After the early death of a son, De Graaf died in 1673 at age 32 in Delft. The reason for his death is unknown. He was, however, affected by his controversy with Swammerdam and the death of his son. It has been speculated that he may have committed suicide. His friend Antonie van Leeuwenhoek in his writings attributed his death to “choleric substances”, in those days thought to be the cause of depression. A few months before his death De Graaf recommended, as a correspondent of the Royal Society in London, that attention be paid to Antonie van Leeuwenhoek and his work on the improvement of the microscope.

Ovaries of cows and ewes after coitus, De mulieribus in Opera 1677

Ovaries of cows and ewes after coitus, De mulieribus in Opera 1677

After making exhaustive comparative studies of ovaries of many mammals and birds, De Graaf concluded that the function of the female testicles was to generate ova, to nourish them, and bring them to maturity; thus, female testicles served an analogous function to ovaries in birds. He concluded that all animals and humans take their origins from an egg, which exists in the female testicles before coitus.

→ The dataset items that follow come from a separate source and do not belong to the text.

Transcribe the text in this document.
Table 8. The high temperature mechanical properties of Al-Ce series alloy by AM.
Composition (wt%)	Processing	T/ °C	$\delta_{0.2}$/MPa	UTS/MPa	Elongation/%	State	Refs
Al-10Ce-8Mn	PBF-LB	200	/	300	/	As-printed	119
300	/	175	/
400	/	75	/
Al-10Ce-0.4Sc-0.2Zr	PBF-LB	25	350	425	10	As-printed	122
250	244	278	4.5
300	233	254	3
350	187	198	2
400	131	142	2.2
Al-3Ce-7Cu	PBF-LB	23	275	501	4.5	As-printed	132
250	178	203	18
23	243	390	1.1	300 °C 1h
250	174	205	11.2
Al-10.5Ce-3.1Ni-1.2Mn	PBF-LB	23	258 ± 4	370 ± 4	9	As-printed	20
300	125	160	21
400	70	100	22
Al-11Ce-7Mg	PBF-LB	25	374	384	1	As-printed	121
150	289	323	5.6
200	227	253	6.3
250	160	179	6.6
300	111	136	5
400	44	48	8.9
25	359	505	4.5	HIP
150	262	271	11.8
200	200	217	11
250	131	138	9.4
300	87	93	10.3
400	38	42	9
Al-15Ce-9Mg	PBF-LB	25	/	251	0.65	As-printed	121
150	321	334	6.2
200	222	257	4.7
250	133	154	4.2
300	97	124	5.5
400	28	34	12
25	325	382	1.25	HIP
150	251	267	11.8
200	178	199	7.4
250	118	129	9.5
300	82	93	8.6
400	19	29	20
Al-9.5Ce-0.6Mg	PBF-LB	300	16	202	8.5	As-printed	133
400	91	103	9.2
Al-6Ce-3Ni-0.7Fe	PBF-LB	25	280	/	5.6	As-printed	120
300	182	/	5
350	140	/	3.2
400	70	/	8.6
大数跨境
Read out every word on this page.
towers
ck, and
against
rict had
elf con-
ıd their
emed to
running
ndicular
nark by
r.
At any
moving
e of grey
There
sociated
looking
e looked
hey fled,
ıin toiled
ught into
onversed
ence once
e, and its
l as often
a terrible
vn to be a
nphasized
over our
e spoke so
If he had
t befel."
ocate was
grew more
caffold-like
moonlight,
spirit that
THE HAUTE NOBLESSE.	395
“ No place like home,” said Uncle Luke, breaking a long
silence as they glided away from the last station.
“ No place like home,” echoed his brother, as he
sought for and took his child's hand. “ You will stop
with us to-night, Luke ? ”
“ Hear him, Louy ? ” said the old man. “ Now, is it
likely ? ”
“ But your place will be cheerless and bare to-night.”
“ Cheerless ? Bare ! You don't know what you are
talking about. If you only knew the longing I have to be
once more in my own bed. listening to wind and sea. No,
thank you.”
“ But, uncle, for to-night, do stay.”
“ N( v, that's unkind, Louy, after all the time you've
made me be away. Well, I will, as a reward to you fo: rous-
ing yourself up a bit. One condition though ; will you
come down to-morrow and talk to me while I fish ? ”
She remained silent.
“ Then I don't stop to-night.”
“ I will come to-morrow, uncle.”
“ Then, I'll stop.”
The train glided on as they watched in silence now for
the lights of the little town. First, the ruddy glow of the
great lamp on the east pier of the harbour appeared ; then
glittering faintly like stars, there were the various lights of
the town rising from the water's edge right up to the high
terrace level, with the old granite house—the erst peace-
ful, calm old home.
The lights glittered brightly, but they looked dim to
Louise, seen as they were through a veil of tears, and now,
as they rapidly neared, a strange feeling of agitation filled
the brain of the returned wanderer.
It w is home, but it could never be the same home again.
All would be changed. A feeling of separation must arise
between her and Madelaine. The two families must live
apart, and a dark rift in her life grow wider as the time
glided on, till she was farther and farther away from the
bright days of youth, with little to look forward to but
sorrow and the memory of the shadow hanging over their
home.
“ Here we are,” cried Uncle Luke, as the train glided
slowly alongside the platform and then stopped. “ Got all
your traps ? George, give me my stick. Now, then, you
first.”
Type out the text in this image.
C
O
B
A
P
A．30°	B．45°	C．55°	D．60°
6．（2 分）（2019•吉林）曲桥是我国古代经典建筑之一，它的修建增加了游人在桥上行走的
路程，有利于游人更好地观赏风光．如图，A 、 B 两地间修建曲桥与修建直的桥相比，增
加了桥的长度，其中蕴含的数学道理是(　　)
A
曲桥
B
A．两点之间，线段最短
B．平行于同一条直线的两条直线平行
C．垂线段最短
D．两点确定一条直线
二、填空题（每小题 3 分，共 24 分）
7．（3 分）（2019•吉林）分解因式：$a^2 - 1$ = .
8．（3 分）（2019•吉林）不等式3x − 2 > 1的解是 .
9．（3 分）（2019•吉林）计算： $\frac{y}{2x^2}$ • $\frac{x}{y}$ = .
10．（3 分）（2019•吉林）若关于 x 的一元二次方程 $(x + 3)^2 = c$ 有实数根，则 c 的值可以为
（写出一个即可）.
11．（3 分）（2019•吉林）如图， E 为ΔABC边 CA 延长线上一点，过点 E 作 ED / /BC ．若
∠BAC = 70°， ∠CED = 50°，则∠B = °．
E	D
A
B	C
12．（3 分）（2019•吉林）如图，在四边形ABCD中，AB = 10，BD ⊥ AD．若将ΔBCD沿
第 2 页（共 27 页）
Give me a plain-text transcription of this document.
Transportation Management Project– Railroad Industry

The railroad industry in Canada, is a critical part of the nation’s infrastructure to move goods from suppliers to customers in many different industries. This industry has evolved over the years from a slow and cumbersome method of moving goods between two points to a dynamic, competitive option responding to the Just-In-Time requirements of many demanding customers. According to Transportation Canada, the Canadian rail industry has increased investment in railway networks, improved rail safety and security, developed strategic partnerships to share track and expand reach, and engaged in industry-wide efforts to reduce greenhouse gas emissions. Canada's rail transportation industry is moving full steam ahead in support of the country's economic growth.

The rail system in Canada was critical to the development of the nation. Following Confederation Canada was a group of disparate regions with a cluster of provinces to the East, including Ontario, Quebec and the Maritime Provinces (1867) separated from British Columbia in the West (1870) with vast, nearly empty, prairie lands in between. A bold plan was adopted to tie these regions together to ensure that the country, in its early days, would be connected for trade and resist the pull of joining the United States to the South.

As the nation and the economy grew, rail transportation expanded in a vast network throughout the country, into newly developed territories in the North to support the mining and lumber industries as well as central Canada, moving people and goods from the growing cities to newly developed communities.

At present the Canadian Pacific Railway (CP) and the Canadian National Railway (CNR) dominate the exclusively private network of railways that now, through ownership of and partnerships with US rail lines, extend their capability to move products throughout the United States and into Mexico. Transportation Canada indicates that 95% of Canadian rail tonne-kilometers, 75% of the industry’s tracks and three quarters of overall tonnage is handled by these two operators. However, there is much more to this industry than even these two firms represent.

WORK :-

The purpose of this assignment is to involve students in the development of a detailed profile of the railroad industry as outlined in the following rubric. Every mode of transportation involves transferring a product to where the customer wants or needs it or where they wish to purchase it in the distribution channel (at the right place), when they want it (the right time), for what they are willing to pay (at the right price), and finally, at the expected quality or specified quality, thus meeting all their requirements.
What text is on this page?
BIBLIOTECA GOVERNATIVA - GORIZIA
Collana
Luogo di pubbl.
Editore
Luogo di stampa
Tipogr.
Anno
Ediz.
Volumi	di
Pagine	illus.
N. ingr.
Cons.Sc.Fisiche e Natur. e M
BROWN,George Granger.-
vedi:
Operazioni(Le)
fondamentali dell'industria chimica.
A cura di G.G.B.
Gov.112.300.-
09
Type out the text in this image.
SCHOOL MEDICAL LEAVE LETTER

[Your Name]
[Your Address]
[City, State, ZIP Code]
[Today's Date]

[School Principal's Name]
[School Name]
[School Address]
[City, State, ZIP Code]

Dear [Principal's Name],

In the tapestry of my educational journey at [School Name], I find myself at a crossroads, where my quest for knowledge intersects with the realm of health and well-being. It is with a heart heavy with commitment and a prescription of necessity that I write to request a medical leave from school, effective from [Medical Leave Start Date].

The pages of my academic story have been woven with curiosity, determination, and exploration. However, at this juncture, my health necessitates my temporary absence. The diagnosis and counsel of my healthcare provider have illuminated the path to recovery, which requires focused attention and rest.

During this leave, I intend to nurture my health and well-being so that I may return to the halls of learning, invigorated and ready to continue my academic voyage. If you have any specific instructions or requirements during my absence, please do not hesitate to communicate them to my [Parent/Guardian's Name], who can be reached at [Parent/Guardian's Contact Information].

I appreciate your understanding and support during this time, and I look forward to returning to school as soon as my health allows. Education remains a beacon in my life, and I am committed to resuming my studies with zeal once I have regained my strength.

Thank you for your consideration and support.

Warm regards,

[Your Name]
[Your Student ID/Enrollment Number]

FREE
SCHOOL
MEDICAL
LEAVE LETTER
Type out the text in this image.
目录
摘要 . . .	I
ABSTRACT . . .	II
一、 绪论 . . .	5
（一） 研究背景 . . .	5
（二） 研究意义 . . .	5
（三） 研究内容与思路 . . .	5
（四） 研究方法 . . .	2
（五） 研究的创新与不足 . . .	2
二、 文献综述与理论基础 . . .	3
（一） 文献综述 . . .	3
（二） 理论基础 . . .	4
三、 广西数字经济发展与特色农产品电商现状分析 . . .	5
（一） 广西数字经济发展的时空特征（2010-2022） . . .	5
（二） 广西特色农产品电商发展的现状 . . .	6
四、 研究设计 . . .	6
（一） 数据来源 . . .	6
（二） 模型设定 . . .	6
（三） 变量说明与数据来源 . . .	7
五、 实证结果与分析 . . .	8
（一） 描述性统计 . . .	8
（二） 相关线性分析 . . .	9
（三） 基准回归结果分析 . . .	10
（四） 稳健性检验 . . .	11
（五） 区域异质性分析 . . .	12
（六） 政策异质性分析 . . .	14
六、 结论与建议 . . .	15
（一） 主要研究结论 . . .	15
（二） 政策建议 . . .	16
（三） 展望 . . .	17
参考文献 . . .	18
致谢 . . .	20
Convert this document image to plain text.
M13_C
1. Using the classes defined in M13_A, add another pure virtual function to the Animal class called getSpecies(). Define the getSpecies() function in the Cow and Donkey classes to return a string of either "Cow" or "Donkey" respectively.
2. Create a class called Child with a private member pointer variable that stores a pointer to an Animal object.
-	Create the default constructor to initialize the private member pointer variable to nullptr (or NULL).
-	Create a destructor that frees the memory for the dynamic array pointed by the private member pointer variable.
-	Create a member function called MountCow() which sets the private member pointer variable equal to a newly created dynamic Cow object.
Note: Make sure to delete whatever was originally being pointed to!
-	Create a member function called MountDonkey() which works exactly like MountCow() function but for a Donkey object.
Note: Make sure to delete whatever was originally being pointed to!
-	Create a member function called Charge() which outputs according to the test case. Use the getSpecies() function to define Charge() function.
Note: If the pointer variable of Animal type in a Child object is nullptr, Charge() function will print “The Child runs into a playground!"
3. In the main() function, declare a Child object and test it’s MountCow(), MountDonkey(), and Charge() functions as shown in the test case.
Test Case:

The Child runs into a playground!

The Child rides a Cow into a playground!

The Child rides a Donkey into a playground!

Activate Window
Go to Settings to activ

Thus, de Graaf proposed that the female testicles be referred to as ovaries.

De Graaf also described female ejaculation and referred to an erogenous zone in the vagina that he himself linked with the male prostate; this zone was later reported by German gynecologist Ernst Gräfenberg and named after him as the Gräfenberg Spot or G-Spot. Despite his contributions, De Graaf made a number of errors. Working without the aid of a microscope, he was wrongly thinking that the fluid-filled follicles were the ova themselves. He never actually consulted the ancient texts but merely repeated the accounts of others compounding their inaccuracies. Because he observed rabbits rather than humans, he assumed fertilization took place in the ovary. He believed that the seminal vesicles stored spermatozoa.